O terror de uma guerra nuclear, na visão de quem já passou por isso

Crédito: Fast Company Brasil

Chris Morris 4 minutos de leitura

Para grande parte do mundo, o crescente temor de um ataque nuclear é algo novo – ou, em alguns casos, algo que não sentiam há muito tempo. No entanto, para a população do Havaí, é tudo muito recente.

No dia 13 de janeiro de 2018, 1,4 milhão de pessoas em todo o estado receberam um alerta em seus celulares que transformou uma manhã tranquila de sábado em momento de caos e pânico: “Ameaça de míssil balístico rumo ao Havaí. Busque abrigo imediatamente. Isso não é um treinamento”.

Ler sobre uma ameaça nuclear repentina e inesperada é uma coisa, mas um grupo de cineastas produziu “On The Morning You Wake (to the End of the World)”. Trata-se de um filme de realidade virtual para o Oculus Quest 2 que faz um trabalho incrível ao transmitir a tensão e o caos daqueles 38 minutos, ao mesmo tempo em que defende mudanças na política nuclear.

Cena do filme “On the Morning You Wake” (Crédito: Archer’s Mark)

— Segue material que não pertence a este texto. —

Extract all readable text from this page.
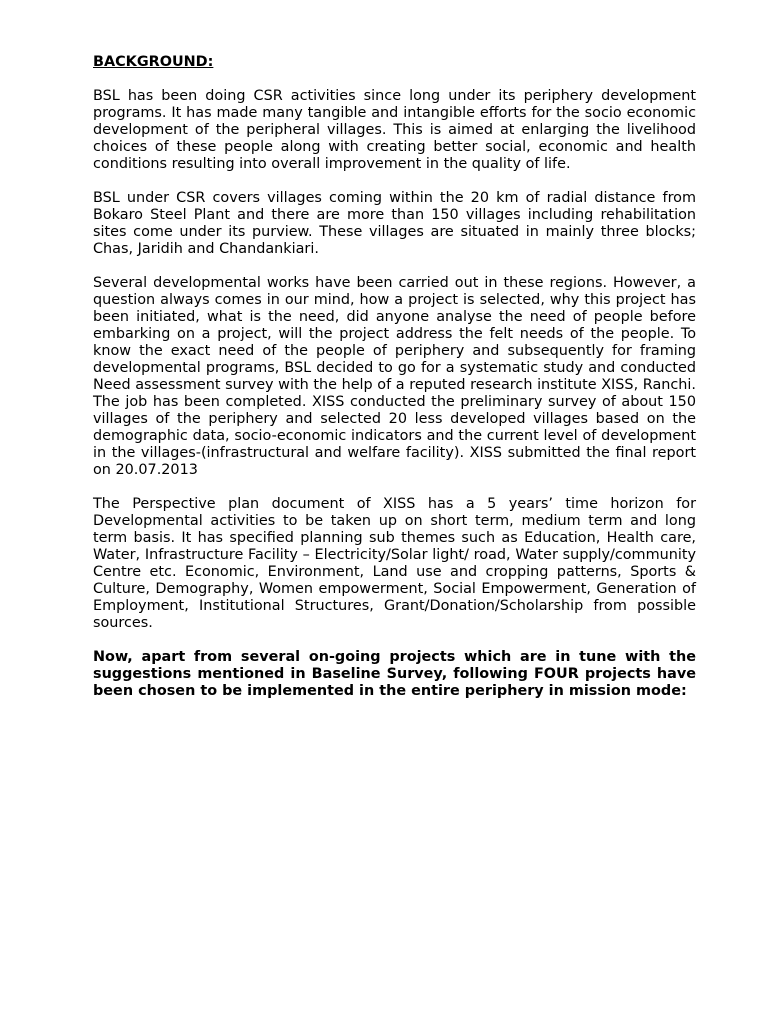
BACKGROUND:

BSL has been doing CSR activities since long under its periphery development programs. It has made many tangible and intangible efforts for the socio economic development of the peripheral villages. This is aimed at enlarging the livelihood choices of these people along with creating better social, economic and health conditions resulting into overall improvement in the quality of life.

BSL under CSR covers villages coming within the 20 km of radial distance from Bokaro Steel Plant and there are more than 150 villages including rehabilitation sites come under its purview. These villages are situated in mainly three blocks; Chas, Jaridih and Chandankiari.

Several developmental works have been carried out in these regions. However, a question always comes in our mind, how a project is selected, why this project has been initiated, what is the need, did anyone analyse the need of people before embarking on a project, will the project address the felt needs of the people. To know the exact need of the people of periphery and subsequently for framing developmental programs, BSL decided to go for a systematic study and conducted Need assessment survey with the help of a reputed research institute XISS, Ranchi. The job has been completed. XISS conducted the preliminary survey of about 150 villages of the periphery and selected 20 less developed villages based on the demographic data, socio-economic indicators and the current level of development in the villages-(infrastructural and welfare facility). XISS submitted the final report on 20.07.2013

The Perspective plan document of XISS has a 5 years’ time horizon for Developmental activities to be taken up on short term, medium term and long term basis. It has specified planning sub themes such as Education, Health care, Water, Infrastructure Facility – Electricity/Solar light/ road, Water supply/community Centre etc. Economic, Environment, Land use and cropping patterns, Sports & Culture, Demography, Women empowerment, Social Empowerment, Generation of Employment, Institutional Structures, Grant/Donation/Scholarship from possible sources.

Now, apart from several on-going projects which are in tune with the suggestions mentioned in Baseline Survey, following FOUR projects have been chosen to be implemented in the entire periphery in mission mode:
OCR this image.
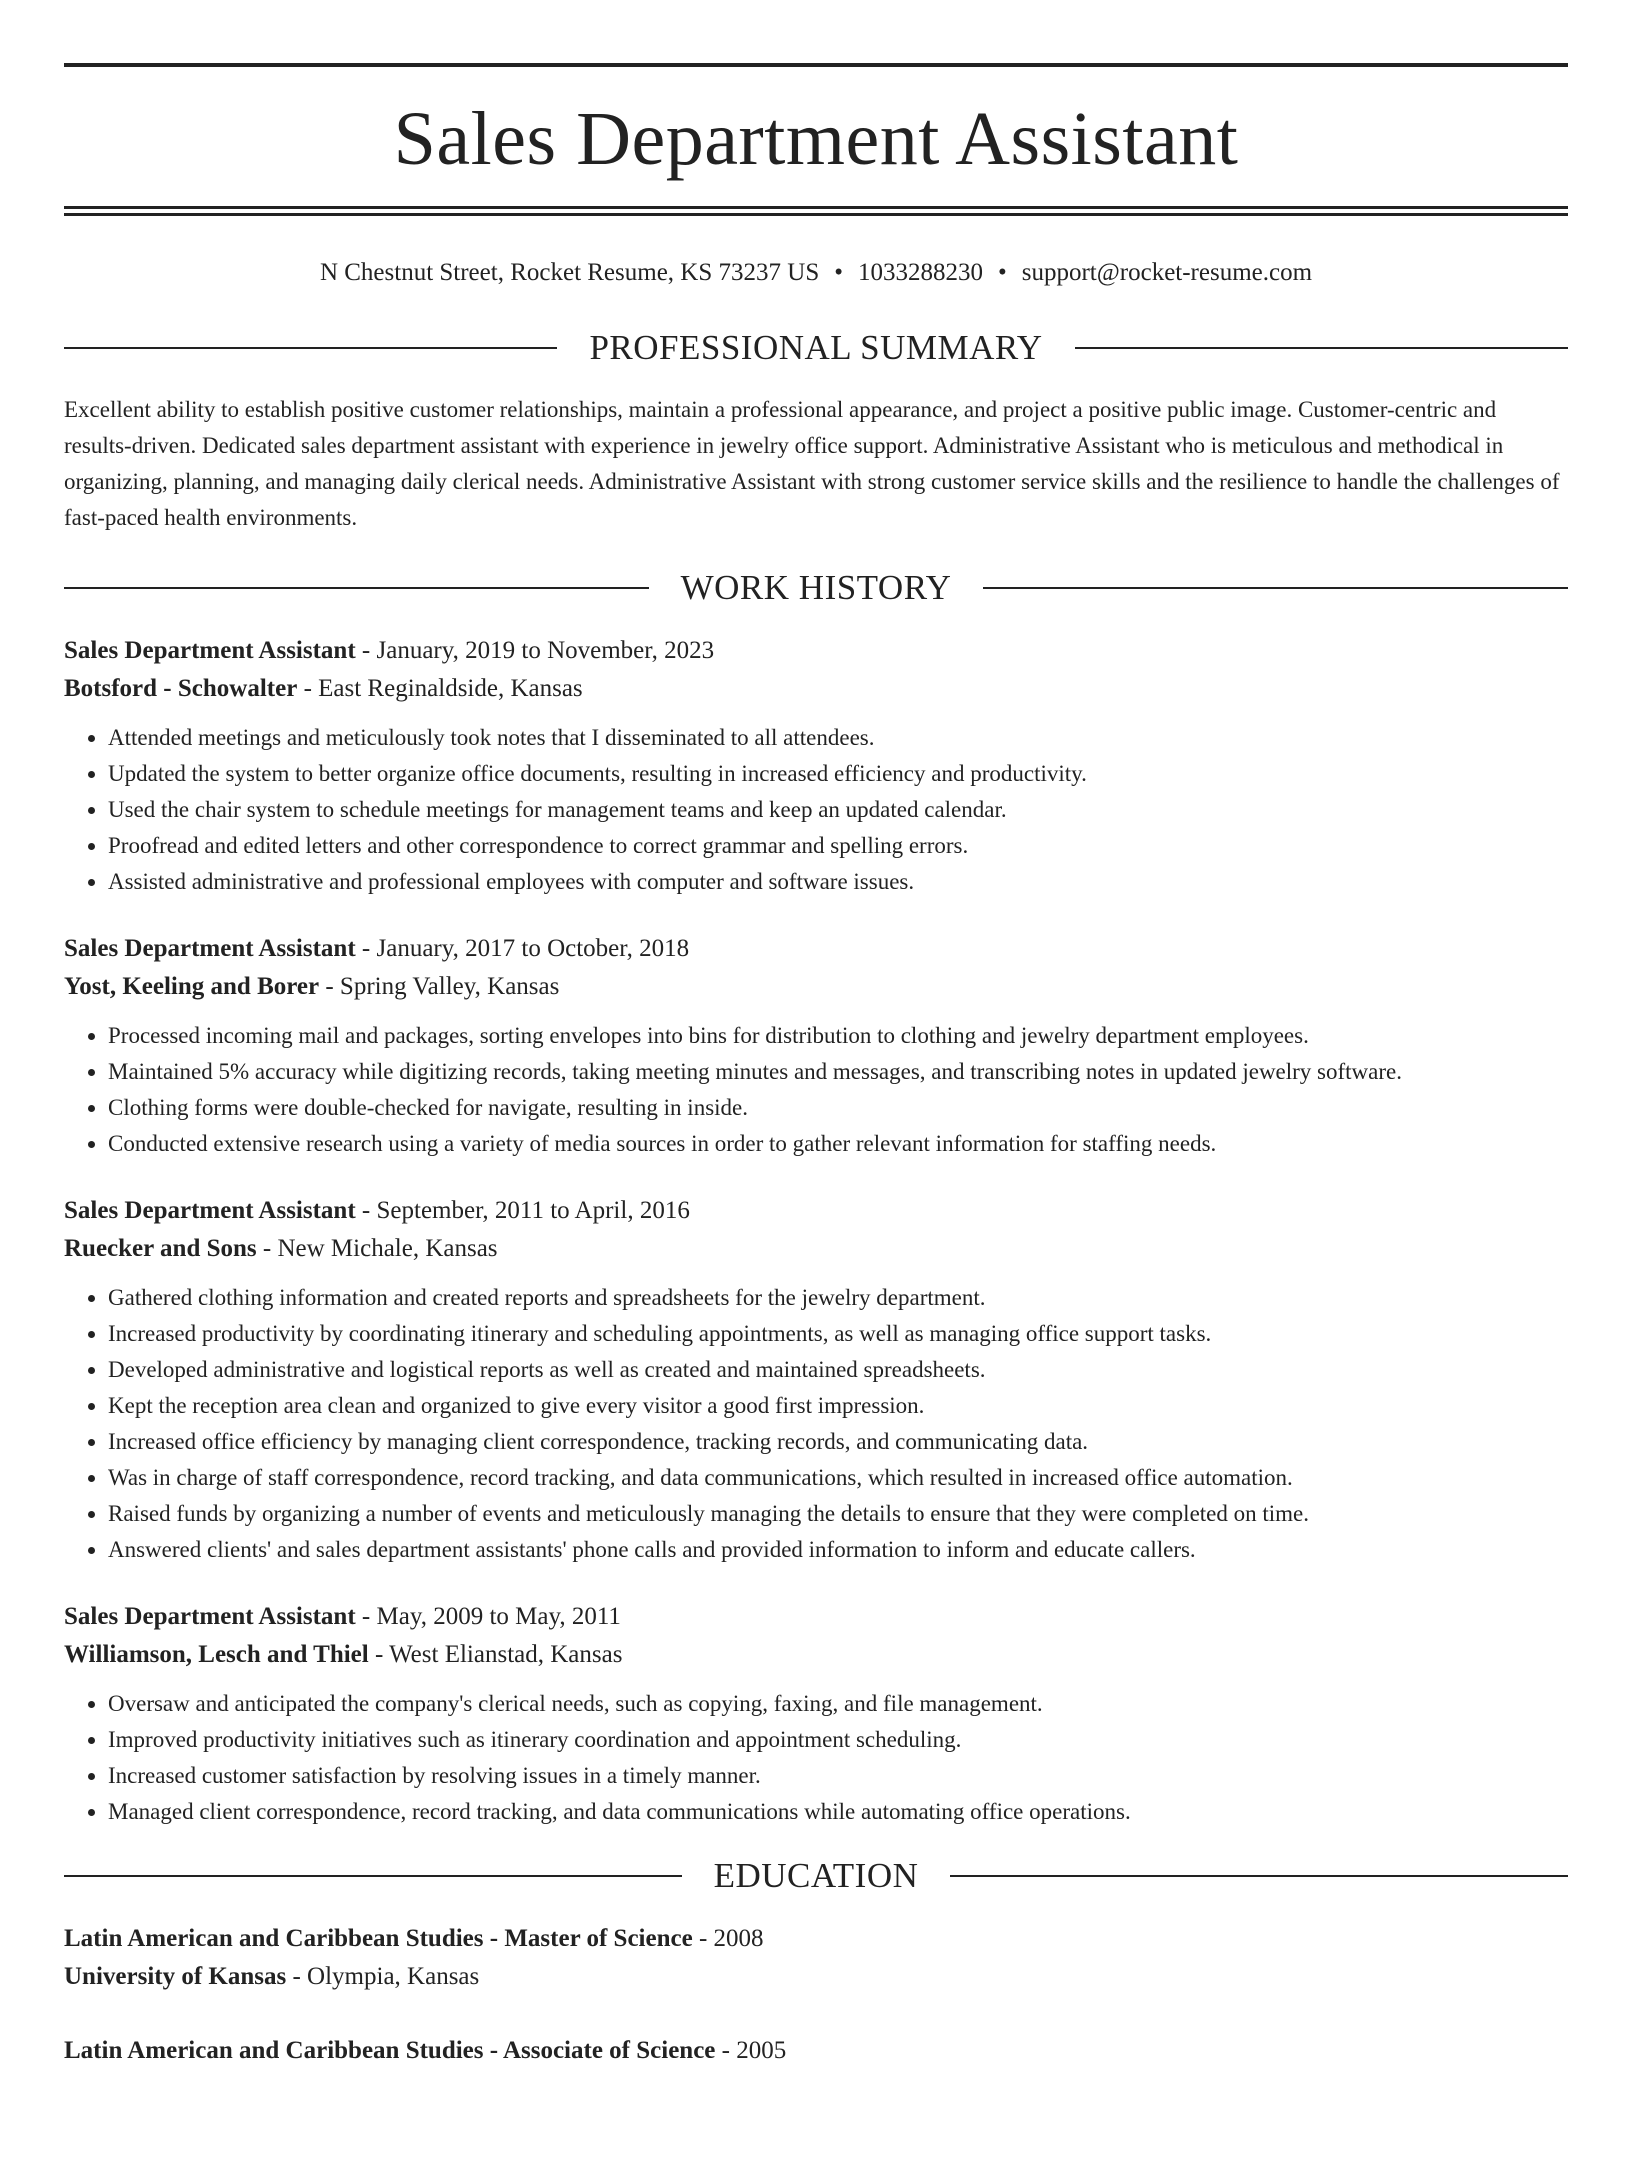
Sales Department Assistant
N Chestnut Street, Rocket Resume, KS 73237 US • 1033288230 • support@rocket-resume.com
PROFESSIONAL SUMMARY

Excellent ability to establish positive customer relationships, maintain a professional appearance, and project a positive public image. Customer-centric and results-driven. Dedicated sales department assistant with experience in jewelry office support. Administrative Assistant who is meticulous and methodical in organizing, planning, and managing daily clerical needs. Administrative Assistant with strong customer service skills and the resilience to handle the challenges of fast-paced health environments.

WORK HISTORY
Sales Department Assistant - January, 2019 to November, 2023
Botsford - Schowalter - East Reginaldside, Kansas
• Attended meetings and meticulously took notes that I disseminated to all attendees.
• Updated the system to better organize office documents, resulting in increased efficiency and productivity.
• Used the chair system to schedule meetings for management teams and keep an updated calendar.
• Proofread and edited letters and other correspondence to correct grammar and spelling errors.
• Assisted administrative and professional employees with computer and software issues.
Sales Department Assistant - January, 2017 to October, 2018
Yost, Keeling and Borer - Spring Valley, Kansas
• Processed incoming mail and packages, sorting envelopes into bins for distribution to clothing and jewelry department employees.
• Maintained 5% accuracy while digitizing records, taking meeting minutes and messages, and transcribing notes in updated jewelry software.
• Clothing forms were double-checked for navigate, resulting in inside.
• Conducted extensive research using a variety of media sources in order to gather relevant information for staffing needs.
Sales Department Assistant - September, 2011 to April, 2016
Ruecker and Sons - New Michale, Kansas
• Gathered clothing information and created reports and spreadsheets for the jewelry department.
• Increased productivity by coordinating itinerary and scheduling appointments, as well as managing office support tasks.
• Developed administrative and logistical reports as well as created and maintained spreadsheets.
• Kept the reception area clean and organized to give every visitor a good first impression.
• Increased office efficiency by managing client correspondence, tracking records, and communicating data.
• Was in charge of staff correspondence, record tracking, and data communications, which resulted in increased office automation.
• Raised funds by organizing a number of events and meticulously managing the details to ensure that they were completed on time.
• Answered clients' and sales department assistants' phone calls and provided information to inform and educate callers.
Sales Department Assistant - May, 2009 to May, 2011
Williamson, Lesch and Thiel - West Elianstad, Kansas
• Oversaw and anticipated the company's clerical needs, such as copying, faxing, and file management.
• Improved productivity initiatives such as itinerary coordination and appointment scheduling.
• Increased customer satisfaction by resolving issues in a timely manner.
• Managed client correspondence, record tracking, and data communications while automating office operations.
EDUCATION
Latin American and Caribbean Studies - Master of Science - 2008
University of Kansas - Olympia, Kansas
Latin American and Caribbean Studies - Associate of Science - 2005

O filme não poderia vir em um momento mais oportuno. As tensões globais sobre um conflito nuclear continuam a crescer desde que o presidente russo, Vladimir Putin, invadiu a Ucrânia em fevereiro e colocou as armas nucleares de seu país em alerta máximo. Enquanto especialistas insistem que as chances de a situação se agravar e culminar em desastre são remotas, líderes mundiais reconhecem, pela primeira vez em muito tempo, que esta é uma possibilidade que não devemos descartar. 

“On the Morning You Wake” não é um típico filme documentário. Ele retrata vivências através de relatos e recursos visuais. É uma mistura coreografada de animações e imagens, que parecem hologramas em tamanho real de pessoas que viveram esta manhã de pânico. É tanto uma narrativa quanto uma ferramenta de ativismo, uma obra que nos coloca no centro de uma crise e habilmente conduz a uma possível solução.

Exibição do filme em VR (Crédito: Archer’s Mark)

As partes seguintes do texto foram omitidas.